This question is in some sense the intersection of this question and this question. I have read up on the Gibbs sampler, and am now asking for an introduction to the Gibbs sampler for mathematicians. I like plausibility arguments and simulations as much as the next guy, but would like to know more about the math behind it.
I have read Casella/George and some other review articles, which all give nice heuristics and plausibility arguments for why the Gibbs sample should work, but I lack a mathematical argument. I tried to patch one up yesterday, but it appears to demand some knowledge I don't yet possess. I have the intuition, but I lack the mathematics with regards to the Gibbs sampler.

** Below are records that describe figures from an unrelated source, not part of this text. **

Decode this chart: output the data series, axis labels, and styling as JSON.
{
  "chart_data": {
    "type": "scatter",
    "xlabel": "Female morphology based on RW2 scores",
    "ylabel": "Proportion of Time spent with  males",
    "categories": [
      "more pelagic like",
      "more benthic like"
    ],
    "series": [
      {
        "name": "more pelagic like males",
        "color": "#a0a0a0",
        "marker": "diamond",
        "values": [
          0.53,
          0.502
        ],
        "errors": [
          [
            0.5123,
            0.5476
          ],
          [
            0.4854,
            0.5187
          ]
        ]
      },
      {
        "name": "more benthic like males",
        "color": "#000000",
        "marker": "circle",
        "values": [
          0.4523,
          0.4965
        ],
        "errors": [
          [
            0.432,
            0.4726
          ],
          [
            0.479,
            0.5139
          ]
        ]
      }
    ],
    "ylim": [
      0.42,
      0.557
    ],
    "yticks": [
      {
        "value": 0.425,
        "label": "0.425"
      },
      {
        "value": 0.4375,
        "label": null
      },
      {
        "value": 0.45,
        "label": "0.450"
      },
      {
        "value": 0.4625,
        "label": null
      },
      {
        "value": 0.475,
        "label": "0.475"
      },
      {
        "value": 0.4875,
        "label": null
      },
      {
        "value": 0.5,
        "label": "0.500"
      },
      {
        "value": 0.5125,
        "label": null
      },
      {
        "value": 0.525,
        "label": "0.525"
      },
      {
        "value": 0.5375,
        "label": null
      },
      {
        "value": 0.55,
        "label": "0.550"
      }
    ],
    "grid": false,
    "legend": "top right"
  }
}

What is a good reference for a proof of the convergence of the Gibbs sampler for a nice class of distributions? I don't care much for rate of convergence (yet), although if that comes for essentially free, I'll be interested in that as well. :) Casella/George refer to Gelfand/Smith, who in turn refer to Geman/Geman. Geman/Geman write for image processing people and seem to defer some of the proofs to other sources, so it is not an ideal source. Hopefully someone has written a review article, book or lecture notes containing a nice proof since.
I know a "fair amount" of mathematics, so Lebesgue integrals, topology and other stuff don't scare me per se, although of course all else being equal I prefer simple proofs.